Oleh: Dhimam Abror DjuraidMasyarakat menderita penyakit daya ingat pendek, sehingga dosa-dosa politik Golkar di masa lalu terlupakan total. Golkar menjelma menjadi partai baru yang dengan cepat meloncat menjadi penumpang gerbong reformasi.
Partai Golkar punya jargon ‘’Suara Golkar Suara Rakyat’’, jadi suara Golkar identik dengan suara rakyat. Entah sengaja atau tidak, jargon ini mengadopsi ungkapan demokrasi yang kondang ‘’vox populi vox dei’’, yang artinya suara rakyat suara Tuhan.
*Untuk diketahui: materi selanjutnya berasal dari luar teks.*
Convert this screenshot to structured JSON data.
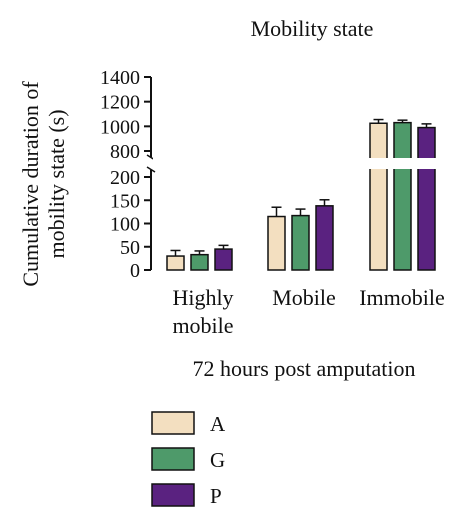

Demokrasi adalah suara kedaulatan rakyat yang merupakan representasi dari Tuhan di bumi, karena itu suara rakyat adalah suara Tuhan.
Namun, jargon Golkar terbalik-balik. Suara Golkar adalah suara rakyat. Bukan suara rakyat suara Golkar. Rakyat yang harus ikut suara Golkar, bukan sebaliknya.
Karena itu ketika Ketua Partai Golkar Airlangga Hartarto menyuarakan gagasan penundaan pemilu selama dua tahun, dia mengeklaimnya sebagai suara para petani di Sumatra. Pernyataan Golkar ini kontan memicu reaksi negatif dari banyak kalangan.
Golkar, bersama PAN (Partai Amanat Nasional) dan PKB (Partai Kebangkitan Bangsa) dianggap telah mencoreng amanat reformasi.
Publik akan menilai seberapa kadar demokrasi dari ketiga partai itu, apakah masih 24 karat atau sudah merosot sampai sekarat alias satu karat. Para pundit politik menyerukan supaya rakyat menghukum tiga partai itu dalam pemilu dengan tidak memilih mereka, supaya mereka menjadi sekarat.
Suara orkestrasi itu disebut-sebut bersumber dari lingkaran dalam Joko Widodo di Istana. Lingkaran Istana sudah membantah hal itu, tetapi pernyataan politik Jokowi yang bersayap membuat kecurigaan itu makin kuat.